To illustrate this concept, we will calculate the sum of squared errors for several different sets of coefficient values and identify which set provides the best fit for the data. This is a simplified example of the least squares method, where instead of finding the global optimum, we evaluate a fixed number of alternatives.

In [1]:
import numpy as np

# Data: Features (X) and actual prices (y)
X = np.array([[66, 5, 15, 2, 500], 
              [21, 3, 50, 1, 100], 
              [120, 15, 5, 2, 1200]])

y = np.array([250000, 60000, 525000])

# Alternative sets of coefficient values
c = np.array([[3000, 200, -50, 5000, 100], 
              [2000, -250, -100, 150, 250], 
              [3000, -100, -150, 0, 150]])

def find_best(X, y, c):
    smallest_error = np.inf  # Initialize with infinity to find minimum
    best_index = -1  # To track the best set of coefficients
    
    for i, coeff in enumerate(c):
        # Predict prices using current coefficient set
        predictions = X @ coeff
        
        # Calculate sum of squared errors (SSE)
        sse = np.sum((y - predictions) ** 2)
        
        # Update best index if current set has a smaller error
        if sse < smallest_error:
            smallest_error = sse
            best_index = i
    
    print("The best set of coefficients is set %d" % best_index)

find_best(X, y, c)


The best set of coefficients is set 1


## How the Least Squares Method Works

The least squares method tries to find the best-fitting line (or hyperplane in higher dimensions) that minimizes the error between the actual data points and the predicted values. The key idea is to adjust the coefficients so that the sum of squared errors across all data points is as small as possible.

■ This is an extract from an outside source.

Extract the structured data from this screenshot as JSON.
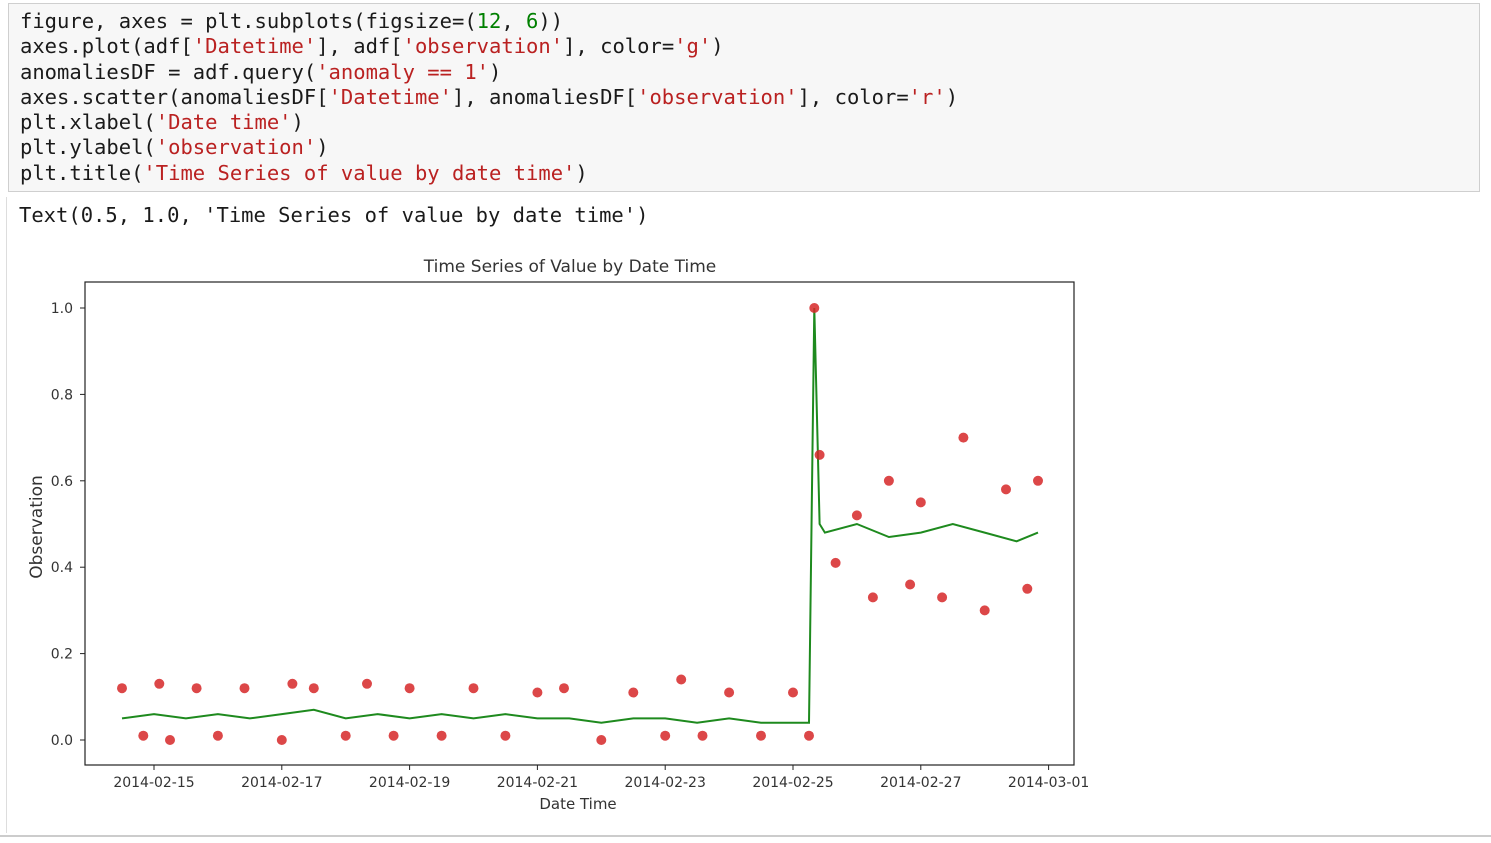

In the example above, we are comparing three different sets of coefficients. For each set, we compute the predictions by multiplying the input features \( X \) by the coefficients \( c \), and then calculate the sum of squared errors for the difference between the actual prices and the predicted prices.

## Visualizing the Fit

To better understand how well each coefficient set fits the data, it is helpful to visualize the predictions and compare them to the actual prices. If the model is a good fit, the predicted values should lie close to the actual data points when plotted on a graph. By visualizing this relationship, we can determine whether a linear model is appropriate for the data at hand.

## Conclusion

The least squares method is a cornerstone technique in both statistics and machine learning for fitting linear models. By minimizing the sum of squared errors, it provides a simple yet effective way to estimate the coefficients that best explain the relationships in the data. While it may not always provide a perfect fit, especially in the presence of noise or bias, it is a powerful tool for understanding how features contribute to predictions.

As we continue exploring linear regression, we will see how this method can be applied to more complex datasets and scenarios, extending beyond basic cabin price predictions to real-world applications.